Бог знает, что вы буровите! суеверно прошептала старушка, но лицо ее вдруг стало таким, будто она только что умылась колодезной водой. Это кто ж от вас примет деньги заместо мертвого-то! Да и зачем нужно? Ну взяли когдась кочетка и взяли! Ить небось на пользу вышло? Что ж теперь вспоминать всякое!..
Она смотрела на меня как-то соучастно-родственно. Я шел по коридору, а она семенила рядом в своем белом платке и фартуке, беспокойная, раскрасневшаяся, и опасливо как бы нас не услыхали советовала мне шепотом, чтобы я больше никому и не говорил о петухе.
У ворот я встал спиной к липам и произнес горячую, бестолково благодарную речь старушке и всему двору. Я хотел проститься с нею именно здесь: нельзя же, чтобы она увидела мою «Волгу» новую, роскошно-небесную, черт бы ее взял! Но она, выслушав и приняв все, как свое законное, повлекла меня на улицу и там, не взглянув в сторону лип, сказала:
Не стыдись.
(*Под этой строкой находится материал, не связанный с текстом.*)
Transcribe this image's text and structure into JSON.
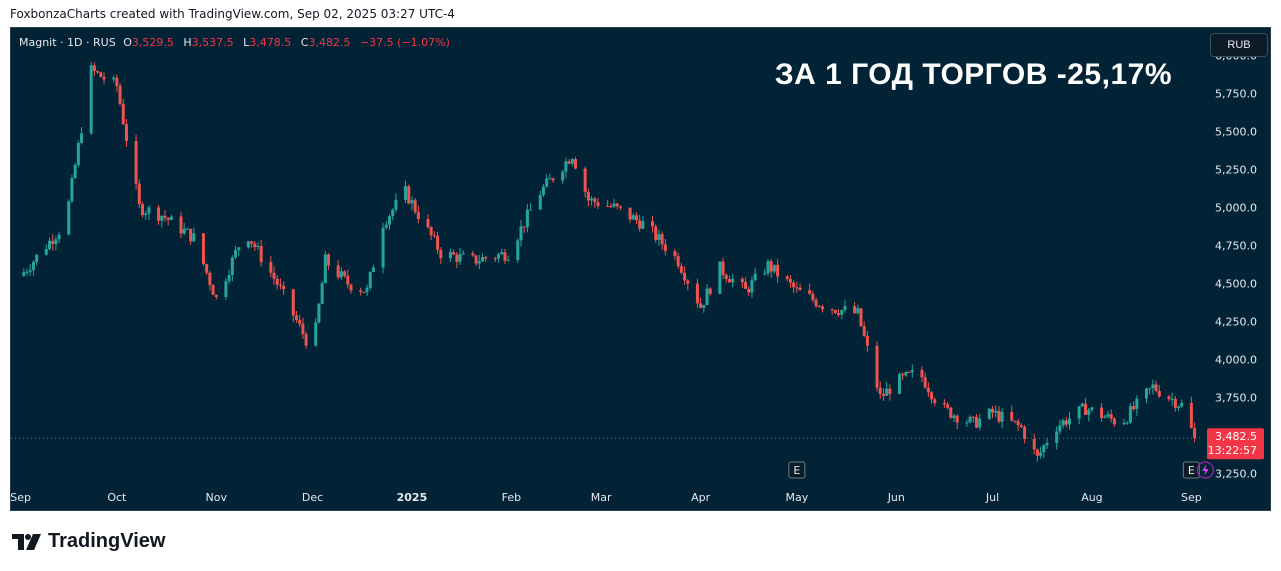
{
  "header": {
    "attribution": "FoxbonzaCharts created with TradingView.com, Sep 02, 2025 03:27 UTC-4"
  },
  "legend": {
    "symbol": "Magnit · 1D · RUS",
    "open_label": "O",
    "open": "3,529.5",
    "high_label": "H",
    "high": "3,537.5",
    "low_label": "L",
    "low": "3,478.5",
    "close_label": "C",
    "close": "3,482.5",
    "change": "−37.5 (−1.07%)"
  },
  "currency": "RUB",
  "headline": "ЗА 1 ГОД ТОРГОВ -25,17%",
  "last_price": {
    "price": "3,482.5",
    "countdown": "13:22:57"
  },
  "event_markers": [
    {
      "label": "E",
      "month": "May"
    },
    {
      "label": "E",
      "month": "Sep"
    }
  ],
  "footer": {
    "brand": "TradingView"
  },
  "colors": {
    "background": "#012335",
    "up": "#26a69a",
    "down": "#ef5350",
    "axis_text": "#e6e9ef",
    "last_price_badge": "#f23645"
  },
  "chart_data": {
    "type": "candlestick",
    "title": "ЗА 1 ГОД ТОРГОВ -25,17%",
    "xlabel": "",
    "ylabel": "",
    "ylim": [
      3175,
      6180
    ],
    "y_ticks": [
      "6,000.0",
      "5,750.0",
      "5,500.0",
      "5,250.0",
      "5,000.0",
      "4,750.0",
      "4,500.0",
      "4,250.0",
      "4,000.0",
      "3,750.0",
      "3,250.0"
    ],
    "x_ticks": [
      "Sep",
      "Oct",
      "Nov",
      "Dec",
      "2025",
      "Feb",
      "Mar",
      "Apr",
      "May",
      "Jun",
      "Jul",
      "Aug",
      "Sep"
    ],
    "grid": false,
    "series": [
      {
        "name": "Magnit",
        "dates": [
          "2024-09-01",
          "2024-09-15",
          "2024-09-23",
          "2024-10-01",
          "2024-10-08",
          "2024-10-15",
          "2024-10-25",
          "2024-11-01",
          "2024-11-10",
          "2024-11-20",
          "2024-12-01",
          "2024-12-05",
          "2024-12-12",
          "2024-12-18",
          "2024-12-23",
          "2024-12-30",
          "2025-01-10",
          "2025-01-20",
          "2025-01-31",
          "2025-02-10",
          "2025-02-20",
          "2025-02-25",
          "2025-03-05",
          "2025-03-15",
          "2025-03-25",
          "2025-04-01",
          "2025-04-07",
          "2025-04-15",
          "2025-04-22",
          "2025-05-01",
          "2025-05-10",
          "2025-05-20",
          "2025-05-27",
          "2025-06-01",
          "2025-06-08",
          "2025-06-15",
          "2025-06-25",
          "2025-07-01",
          "2025-07-10",
          "2025-07-15",
          "2025-07-20",
          "2025-07-30",
          "2025-08-10",
          "2025-08-20",
          "2025-08-29",
          "2025-09-02"
        ],
        "close": [
          4550,
          4900,
          5900,
          5800,
          5000,
          4950,
          4800,
          4400,
          4850,
          4500,
          4050,
          4650,
          4500,
          4450,
          4900,
          5100,
          4700,
          4650,
          4700,
          5100,
          5350,
          5050,
          5000,
          4880,
          4650,
          4350,
          4600,
          4450,
          4620,
          4450,
          4350,
          4300,
          3750,
          3850,
          3920,
          3680,
          3580,
          3650,
          3550,
          3350,
          3550,
          3680,
          3580,
          3820,
          3700,
          3482.5
        ]
      }
    ]
  }
}
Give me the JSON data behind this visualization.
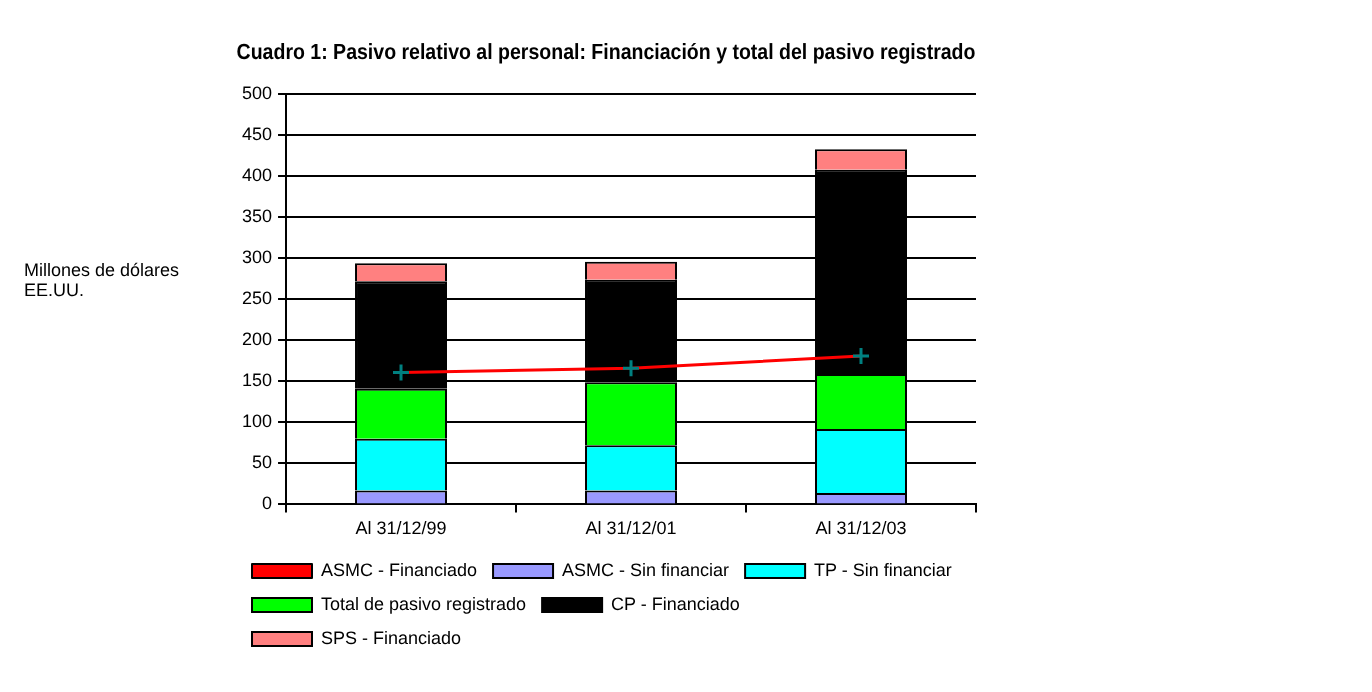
{
  "chart_data": {
    "type": "bar",
    "title": "Cuadro 1: Pasivo relativo al personal: Financiación y total del pasivo registrado",
    "ylabel": "Millones de dólares EE.UU.",
    "categories": [
      "Al 31/12/99",
      "Al 31/12/01",
      "Al 31/12/03"
    ],
    "stacked": true,
    "ylim": [
      0,
      500
    ],
    "yticks": [
      0,
      50,
      100,
      150,
      200,
      250,
      300,
      350,
      400,
      450,
      500
    ],
    "grid": "y",
    "legend": "bottom",
    "series": [
      {
        "name": "ASMC - Sin financiar",
        "color": "#9999ff",
        "values": [
          17,
          17,
          14
        ]
      },
      {
        "name": "TP - Sin financiar",
        "color": "#00ffff",
        "values": [
          63,
          55,
          78
        ]
      },
      {
        "name": "Total de pasivo registrado",
        "color": "#00ff00",
        "values": [
          61,
          77,
          67
        ]
      },
      {
        "name": "CP - Financiado",
        "color": "#000000",
        "values": [
          131,
          125,
          249
        ]
      },
      {
        "name": "SPS - Financiado",
        "color": "#ff8080",
        "values": [
          22,
          22,
          25
        ]
      },
      {
        "name": "ASMC - Financiado",
        "type": "line",
        "color": "#ff0000",
        "marker": "cross",
        "values": [
          161,
          166,
          181
        ]
      }
    ]
  }
}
Мы люди свои Садись и поезжай куда тебе надо!..
Я ехал в Ракитное большое полустепное село, затонувшее во ржи и сливовых садах. Мне не помнится, чтобы там стояли зимы: я унес оттуда никогда не потухающее солнце, речку, тугой перегуд шмелей в цветущей акации, запах повилики и мяты в чужих садах и огородах. И еще я унес песни. В Ракитном они не пелись, а «кричались». Их кричали гуртом на свадьбах и в хороводах, кричали в одиночку на дворах и в поле. Они были трех сортов величальные, протяжные и страдательные. Эти выводились парнями и девками под гармошку как караул, но в моей памяти они улеглись навеки рядом со стихами Пушкина и Есенина.